The route could also spark outrage in the bustling neighborhoods along the waterfront where hundreds of parking spots could disappear. City officials released a list of possible routes in 2016, but they still have not announced its path.

Wiley Norvell, a City Hall spokesman, said workers had dug trenches along the route to identify the utilities under city streets and officials were still calculating the exact project costs and anticipated real estate revenues.

“I know people are trying to read the tea leaves or coffee grounds, but real work is happening behind the scenes,” Norvell said.
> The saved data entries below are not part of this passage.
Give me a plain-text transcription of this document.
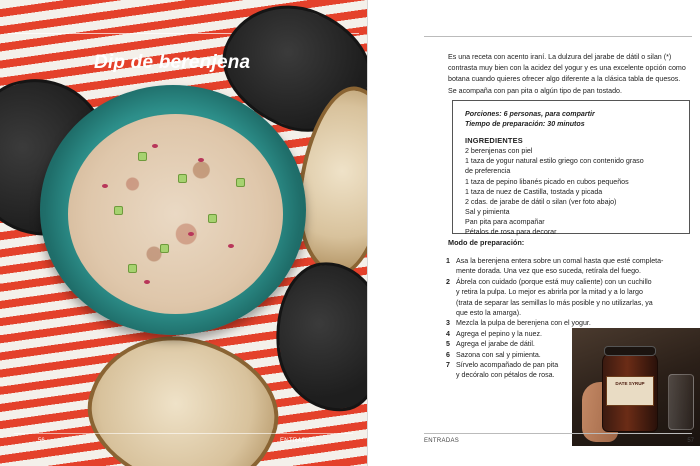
Dip de berenjena
56	ENTRADAS

Es una receta con acento iraní. La dulzura del jarabe de dátil o silan (*) contrasta muy bien con la acidez del yogur y es una excelente opción como botana cuando quieres ofrecer algo diferente a la clásica tabla de quesos. Se acompaña con pan pita o algún tipo de pan tostado.

Porciones: 6 personas, para compartir
Tiempo de preparación: 30 minutos
INGREDIENTES
2 berenjenas con piel
1 taza de yogur natural estilo griego con contenido graso
de preferencia
1 taza de pepino libanés picado en cubos pequeños
1 taza de nuez de Castilla, tostada y picada
2 cdas. de jarabe de dátil o silan (ver foto abajo)
Sal y pimienta
Pan pita para acompañar
Pétalos de rosa para decorar
Modo de preparación:
1 Asa la berenjena entera sobre un comal hasta que esté completa-
mente dorada. Una vez que eso suceda, retírala del fuego.
2 Ábrela con cuidado (porque está muy caliente) con un cuchillo
y retira la pulpa. Lo mejor es abrirla por la mitad y a lo largo
(trata de separar las semillas lo más posible y no utilizarlas, ya
que esto la amarga).
3 Mezcla la pulpa de berenjena con el yogur.
4 Agrega el pepino y la nuez.
5 Agrega el jarabe de dátil.
6 Sazona con sal y pimienta.
7 Sírvelo acompañado de pan pita
y decóralo con pétalos de rosa.
DATE SYRUP
ENTRADAS	57
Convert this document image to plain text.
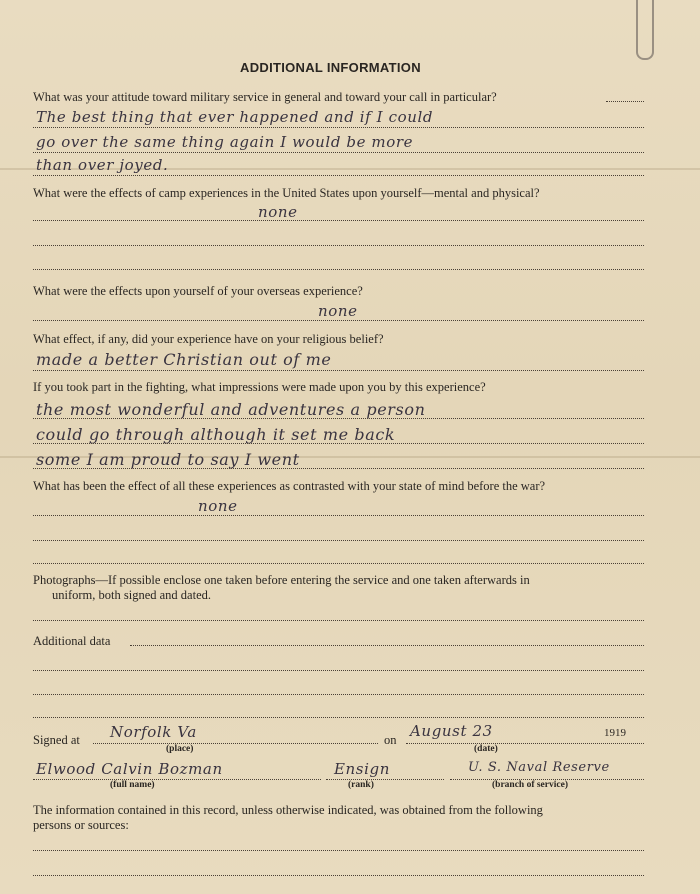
ADDITIONAL INFORMATION
What was your attitude toward military service in general and toward your call in particular?
The best thing that ever happened and if I could
go over the same thing again I would be more
than over joyed.
What were the effects of camp experiences in the United States upon yourself—mental and physical?
none
What were the effects upon yourself of your overseas experience?
none
What effect, if any, did your experience have on your religious belief?
made a better Christian out of me
If you took part in the fighting, what impressions were made upon you by this experience?
the most wonderful and adventures a person
could go through although it set me back
some I am proud to say I went
What has been the effect of all these experiences as contrasted with your state of mind before the war?
none
Photographs—If possible enclose one taken before entering the service and one taken afterwards in
uniform, both signed and dated.
Additional data
Signed at Norfolk Va
(place)
on August 23	1919
(date)
Elwood Calvin Bozman
(full name)
Ensign
(rank)
U. S. Naval Reserve
(branch of service)
The information contained in this record, unless otherwise indicated, was obtained from the following
persons or sources:
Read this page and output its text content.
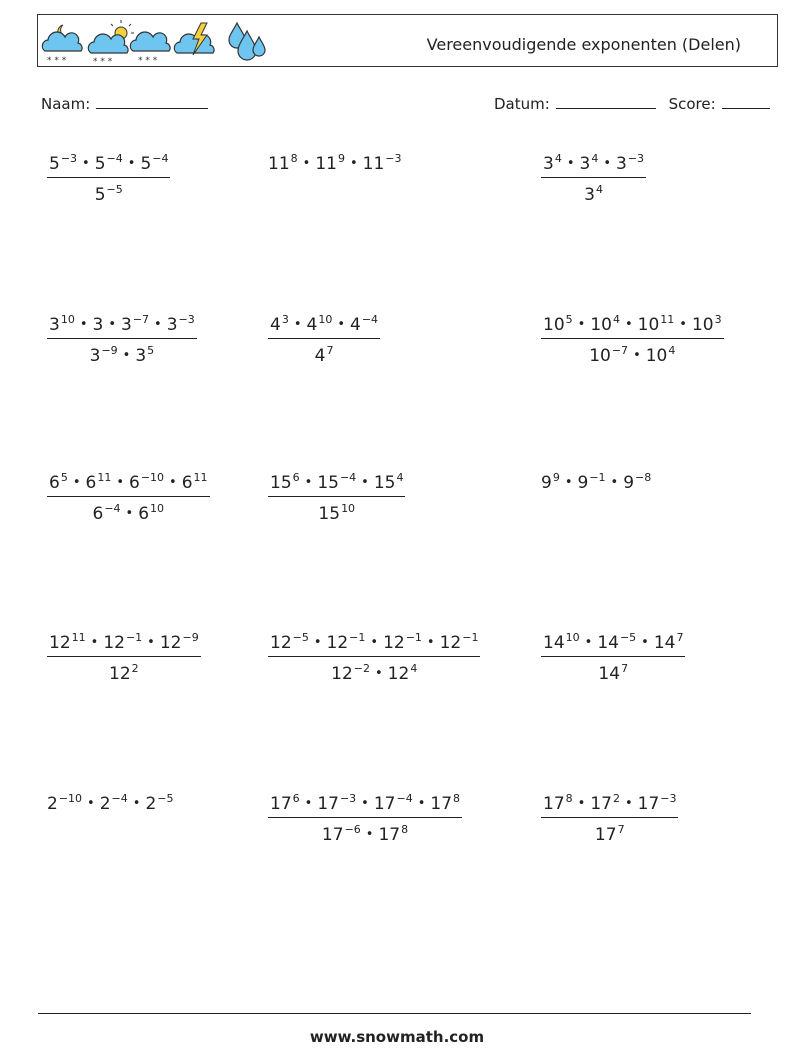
* * *	* * *	* * *
Vereenvoudigende exponenten (Delen)
Naam:	Datum:	Score:
$\frac{5^{-3} • 5^{-4} • 5^{-4}}{5^{-5}}$	$11^8$ • $11^9$ • $11^{-3}$	$\frac{3^4 • 3^4 • 3^{-3}}{3^4}$
$\frac{3^{10} • 3 • 3^{-7} • 3^{-3}}{3^{-9} • 3^5}$	$\frac{4^3 • 4^{10} • 4^{-4}}{4^7}$	$\frac{10^5 • 10^4 • 10^{11} • 10^3}{10^{-7} • 10^4}$
$\frac{6^5 • 6^{11} • 6^{-10} • 6^{11}}{6^{-4} • 6^{10}}$	$\frac{15^6 • 15^{-4} • 15^4}{15^{10}}$	$9^9$ • $9^{-1}$ • $9^{-8}$
$\frac{12^{11} • 12^{-1} • 12^{-9}}{12^2}$	$\frac{12^{-5} • 12^{-1} • 12^{-1} • 12^{-1}}{12^{-2} • 12^4}$	$\frac{14^{10} • 14^{-5} • 14^7}{14^7}$
$2^{-10}$ • $2^{-4}$ • $2^{-5}$	$\frac{17^6 • 17^{-3} • 17^{-4} • 17^8}{17^{-6} • 17^8}$	$\frac{17^8 • 17^2 • 17^{-3}}{17^7}$
www.snowmath.com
For those hoping to ride the streetcar in the next decade, the silence from City Hall over the last year has been frustrating. The Friends of the Brooklyn Queens Connector displayed a sleek life-size prototype of the streetcar at the Brooklyn Navy Yard last fall to try to muster enthusiasm for the project. The group announced that its first executive director, Ya-Ting Liu, was stepping down a short time later.

Now, the streetcar could be vying for federal dollars in a crowded field of transit projects, including the Gateway plan to build a new rail tunnel under the Hudson River. Schumer and President Donald Trump have been at odds over the rail tunnel and a broader infrastructure program.

Still, the streetcar project has its fans. Mitchell L. Moss, the director of the Rudin Center for Transportation Policy and Management at New York University, said the corridor was thriving and needed more transit options, even if the streetcar would not pay for itself.

“The criteria should not be whether it covers all of its costs,” he said, “but will it encourage housing and investment on the waterfront? And the answer is yes.”